Mereka terdiam hingga Nindy memanggil Bintang dari kajauhan.
“Bintaaang. Ayo sini kumpul. Udah hampir tengah malem looo. Sini giih.” Kata Nindy.
Bintang dan Bernard berjalan dalam diam. Richard yang sedari tadi memperhatikan mereka mulai sadar. Richard sudah merencanakan sesuatu usai acara tahun baru ini.
Treeeet troeeeeet treeeeeeeet suara terompet riuh membahana. Bunga api melucur dengan lancar ke atap hitam penuh bintang itu. Richard menggenggam tangan Bintang sementara Bintang melihat ke arah Bernard yang sedang tersenyum padanya. Bintang tak membalas senyum itu.
Acara berakhir dengan mengucap permohonan. Mereka semua memejamkan mata.
Aku ingin bahagia, Tuhan. Aku ingin mengenal Bernard lebih jauh. Tapi aku merasa bersalah dengan Richard. Tolong aku, Tuhan. Bantu aku memilih keputusan.” Ucap Bintang dalam hati.
Usai malam itu, kini Bintang mengajak Richard pergi ke Taman Dorkas. Bintang ingin ungkapkan semua yang ada dibenaknya.
“Richard, aku tau aku salah. Maafin aku. Tapi aku memang kurang nyaman sama hubungan kita. Aku pengen kita jadi temen atau sahabat aja. Aku bener-benere ga tau harus gimana lagi. Tapi menurut kata hati aku, ini yang harus aku lakuin. Maaf Chard.” Ungkap Bintang lirih.
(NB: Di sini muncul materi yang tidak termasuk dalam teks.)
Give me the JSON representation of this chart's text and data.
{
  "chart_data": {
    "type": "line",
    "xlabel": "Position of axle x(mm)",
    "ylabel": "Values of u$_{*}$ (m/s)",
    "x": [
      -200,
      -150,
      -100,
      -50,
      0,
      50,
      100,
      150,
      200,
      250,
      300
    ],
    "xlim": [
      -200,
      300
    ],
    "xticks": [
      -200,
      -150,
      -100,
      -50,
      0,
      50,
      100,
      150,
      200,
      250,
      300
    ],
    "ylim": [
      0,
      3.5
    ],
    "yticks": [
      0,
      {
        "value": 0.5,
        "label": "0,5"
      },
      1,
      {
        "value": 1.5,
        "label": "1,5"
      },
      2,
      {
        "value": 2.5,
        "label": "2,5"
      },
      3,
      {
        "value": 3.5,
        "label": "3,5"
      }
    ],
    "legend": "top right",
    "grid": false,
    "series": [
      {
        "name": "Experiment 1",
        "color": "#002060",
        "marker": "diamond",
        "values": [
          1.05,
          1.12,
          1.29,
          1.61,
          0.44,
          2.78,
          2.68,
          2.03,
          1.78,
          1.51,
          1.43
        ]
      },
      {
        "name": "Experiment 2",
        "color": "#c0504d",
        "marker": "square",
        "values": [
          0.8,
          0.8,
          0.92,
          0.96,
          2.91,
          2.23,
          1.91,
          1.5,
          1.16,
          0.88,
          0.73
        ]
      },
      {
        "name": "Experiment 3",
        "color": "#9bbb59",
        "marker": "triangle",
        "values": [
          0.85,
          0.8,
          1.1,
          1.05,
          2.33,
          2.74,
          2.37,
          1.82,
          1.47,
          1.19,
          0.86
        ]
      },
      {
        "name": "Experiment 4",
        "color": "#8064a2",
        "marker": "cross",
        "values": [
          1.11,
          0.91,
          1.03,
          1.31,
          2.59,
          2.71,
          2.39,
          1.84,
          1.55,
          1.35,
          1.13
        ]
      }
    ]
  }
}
“Iya, aku tau Bintang. Aku memang bukan untuk kamu. Dan kamu memang bukan untuk aku. Maaf kalo selama ini aku ga bisa bahagiain kamu.” Belum sempat Richard meneruskan kalimatnya, Bintang menyanggah.
“Engga. Kamu orang paling baik yang pernah ada. Kamu lakuin apa aja buat aku bahagia..” Richard menempelkan telunjuknya di bibir Bintang pertanda harus diam.
“Ga ada yang perlu dijelasin lagi, Bintang. Aku udah tau semuanya. Kalo aku masih tetep disini, aku cuman jadi penghalang buat kamu. Aku ada kejutan buat kamu.” Kata Richard. Dia menolehkan kepalanya ke belakang. Lalu Bernard datang dari balik pohon.
“Richard?” kata Bintang penuh tanda tanya.
“Iya, aku tau cinta kamu sebenarnya itu buat Bernard. Jadi sebelum kita putus, aku mau minta sesuatu dari kamu.”
“Apa?”
“Cintai Bernard, jangan kamu lepas lagi dia.” Ucap Richard menggapain tangan Bintang dan menaruhnya di tangan Bernard.
“Buat lo, Bernard. Jaga Bintang. Jangan sakiti dia. Kalo ada apa-apa sama Bintang awas lo.” Kata Richard.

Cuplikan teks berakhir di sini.